Yet another static analysis tool

Hi, everyone!
I’m working in a fin-tech company called Itiviti (now Broadridge Trading & Connectivity Solutions). And in Itiviti, we care about code quality a lot, so, we already use a bunch of static analyzers such as clang-tidy, PVS, etc. But none of these tools had enough knowledge about our codebase and they couldn’t catch well-known bugs specific to the patterns that are frequently used in our code. So two years ago we started to develop a clang plugin the main goal of which was to close this gap in static analysis.

At first, all checks were specific to our codebase, but as the tool was developed, we started to add more general-purpose checks, e.g. catching inefficient patterns while working with maps. Later this plugin was used in the ITMO university as a homework checking tool in a C++ course.

As it stands now, the tool is built enough for it becoming an open-source project: GitHub link. We have started this project with almost zero knowledge about Clang tooling and LLVM in general, so we are asking you to take a look at it and see if it sparks your interest. We will be equally happy to receive feedback whether good, bad or ugly. Any thoughts are much appreciated!

Thanks in advance.

2 Likes

Hi!

I agree that some of those checks could be really useful for the general audience. In case you are interested in giving back to the LLVM community, the most impactful would be to open patches to add these checks to Clang Tidy. Tidy is already integrated with many IDEs, and the upstreaming process could be a great way to get feedback for each individual check from the reviewers. In the past, at one of my employers we also had a custom plugins with checks that we considered generally useful and ended up contributing them back to Tidy. We found the upstreaming process really rewarding and often ended up with a better quality check after the reviews.

1 Like

I agree with @Xazax-hun , If these checks will help the general C++ programmers , finding bad patterns in the general code. We really have to add these checks in the Clang Tidy, thus some patches will really appreciateble , and there are lot of folks (including me) would love to take part in the review/Convo.

Hi,

Looking over your list of checks these would be great additions to clang-tidy. Recently the documentation for contributing to clang-tidy was significantly extended, so we hope that lowers the bar for contributions.

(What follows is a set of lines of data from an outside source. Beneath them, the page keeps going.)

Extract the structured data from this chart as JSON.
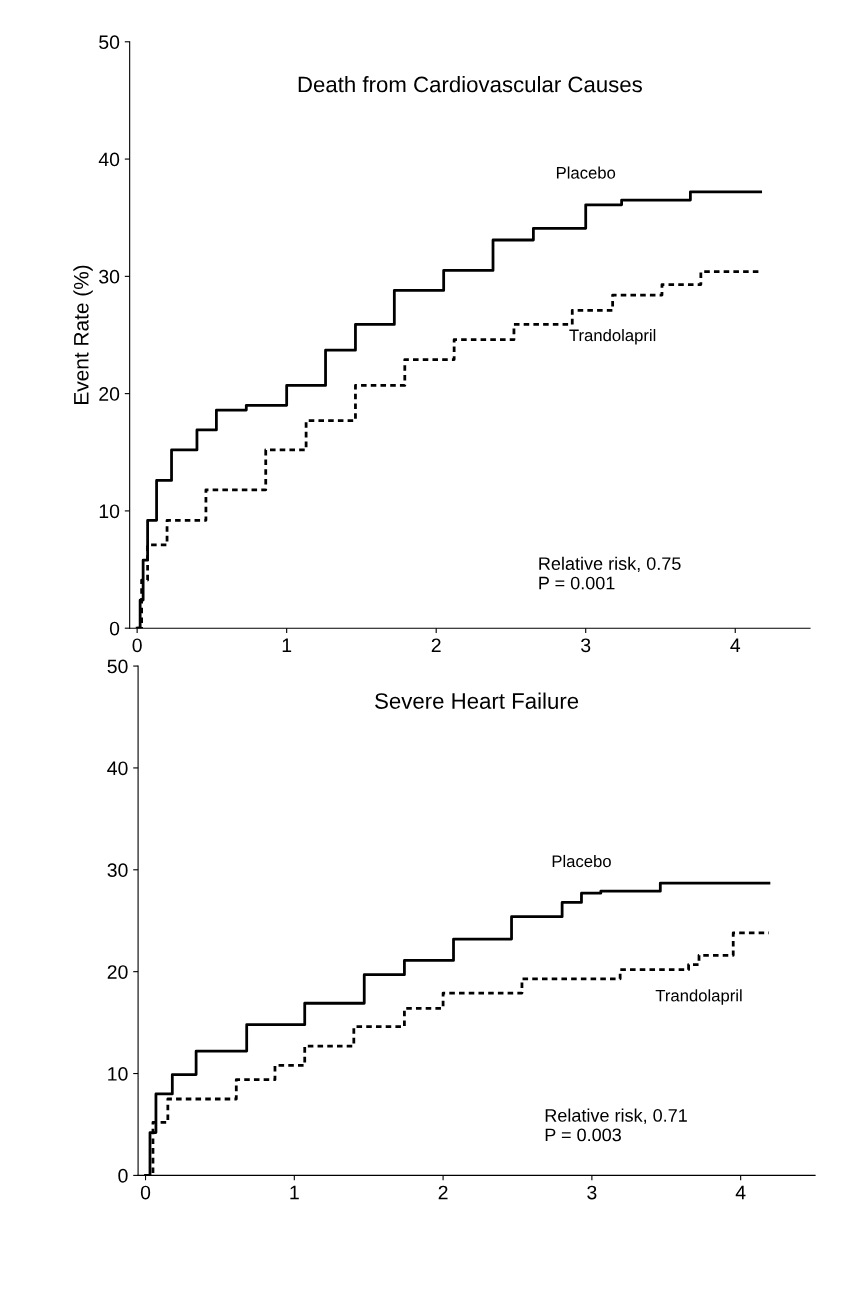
{
  "chart_data": [
    {
      "type": "step",
      "title": "Death from Cardiovascular Causes",
      "ylabel": "Event Rate (%)",
      "xlim": [
        -0.05,
        4.5
      ],
      "ylim": [
        0,
        50
      ],
      "xticks": [
        0,
        1,
        2,
        3,
        4
      ],
      "yticks": [
        0,
        10,
        20,
        30,
        40,
        50
      ],
      "grid": false,
      "legend": false,
      "annotations": [
        "Relative risk, 0.75\nP = 0.001"
      ],
      "series": [
        {
          "name": "Placebo",
          "color": "#000000",
          "line_style": "solid",
          "x": [
            0,
            0.02,
            0.04,
            0.07,
            0.13,
            0.23,
            0.4,
            0.53,
            0.73,
            1.0,
            1.26,
            1.46,
            1.72,
            2.05,
            2.38,
            2.65,
            3.0,
            3.24,
            3.7,
            4.17
          ],
          "values": [
            0,
            2.4,
            5.8,
            9.2,
            12.6,
            15.2,
            16.9,
            18.6,
            19,
            20.7,
            23.7,
            25.9,
            28.8,
            30.5,
            33.1,
            34.1,
            36.1,
            36.5,
            37.2,
            37.2
          ]
        },
        {
          "name": "Trandolapril",
          "color": "#000000",
          "line_style": "dashed",
          "x": [
            0,
            0.03,
            0.07,
            0.2,
            0.46,
            0.86,
            1.13,
            1.46,
            1.79,
            2.12,
            2.52,
            2.91,
            3.18,
            3.51,
            3.77,
            4.17
          ],
          "values": [
            0,
            4.1,
            7.1,
            9.2,
            11.8,
            15.2,
            17.7,
            20.7,
            22.9,
            24.6,
            25.9,
            27.1,
            28.4,
            29.3,
            30.4,
            30.4
          ]
        }
      ]
    },
    {
      "type": "step",
      "title": "Severe Heart Failure",
      "xlim": [
        -0.05,
        4.5
      ],
      "ylim": [
        0,
        50
      ],
      "xticks": [
        0,
        1,
        2,
        3,
        4
      ],
      "yticks": [
        0,
        10,
        20,
        30,
        40,
        50
      ],
      "grid": false,
      "legend": false,
      "annotations": [
        "Relative risk, 0.71\nP = 0.003"
      ],
      "series": [
        {
          "name": "Placebo",
          "color": "#000000",
          "line_style": "solid",
          "x": [
            0,
            0.03,
            0.07,
            0.18,
            0.34,
            0.68,
            1.07,
            1.47,
            1.74,
            2.07,
            2.46,
            2.8,
            2.93,
            3.06,
            3.46,
            4.19
          ],
          "values": [
            0,
            4.2,
            8,
            9.9,
            12.2,
            14.8,
            16.9,
            19.7,
            21.1,
            23.2,
            25.4,
            26.8,
            27.7,
            27.9,
            28.7,
            28.7
          ]
        },
        {
          "name": "Trandolapril",
          "color": "#000000",
          "line_style": "dashed",
          "x": [
            0,
            0.05,
            0.15,
            0.61,
            0.87,
            1.07,
            1.4,
            1.74,
            2.0,
            2.53,
            3.19,
            3.65,
            3.72,
            3.95,
            4.19
          ],
          "values": [
            0,
            5.2,
            7.5,
            9.4,
            10.8,
            12.7,
            14.6,
            16.4,
            17.9,
            19.3,
            20.2,
            20.7,
            21.6,
            23.8,
            23.8
          ]
        }
      ]
    }
  ]
}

Some of your checks seem style related, such as warning on functions declared static in a translation unit. The LLVM convention is to do exactly this – declare local functions static instead of inside an anonymous namespace. Other code bases have different style preferences, of course.

Hello!
I’m sorry, it is completely off-topic, but why? Is there a special reason for it?

The reasoning goes that it is easier to spot that the function is local to the TU when marked static, than when it is buried inside a large namespace block that is off-screen when looking at the function in question.

1 Like

A lot of these checks look universally useful indeed. Yes, clang-tidy is the natural habitat of such checks.

I see you went with visitors instead of ASTMatchers. It’s purely a matter of taste, you probably could have saved quite a bit of code if you went for ASTMatchers but in some cases visitors are definitely necessary due to higher flexibility. If you decide to put these checks into clang-tidy you’ll have to at least make a thin layer of matchers but it’s up to you how deeply do you want to convert.

If a check is specific to your proprietary codebase, there’s a good chance that it can be generalized via attributes. Eg., if you have a check that says

“don’t call top_secret_function()

it can often be generalized to

“don’t call any functions annotated as [[clang::dont_call_me]]

which is nicely upstreamable and may eventually attract attention of a lot of other contributors and be generally useful for everybody. (Of course this example is oversimplified and such attribute already exists).

2 Likes

I’m sorry, it is completely off-topic, but why? Is there a special reason for it?

See LLVM Coding Standards — LLVM 18.0.0git documentation, to quote:

The problem with anonymous namespaces is that they naturally want to encourage indentation of their body, and they reduce locality of reference: if you see a random function definition in a C++ file, it is easy to see if it is marked static, but seeing if it is in an anonymous namespace requires scanning a big chunk of the file.

Because of this, we have a simple guideline: make anonymous namespaces as small as possible, and only use them for class declarations.

1 Like

Also note that, in general, a suggestion to trade static for an anonymous namespace can cause subtle code breakage and shouldn’t be done blindly. See e.g. https://git.libreoffice.org/core/+/f213092d5a0b784df1b12ae62b7c5dcfb7d27280^! “loplugin:external: Extend comment about the perils of moving a function” for some inspiration.

For the benefit of readers: it can break ADL because ADL is namespace sensitive and you’re changing the namespace containing the function.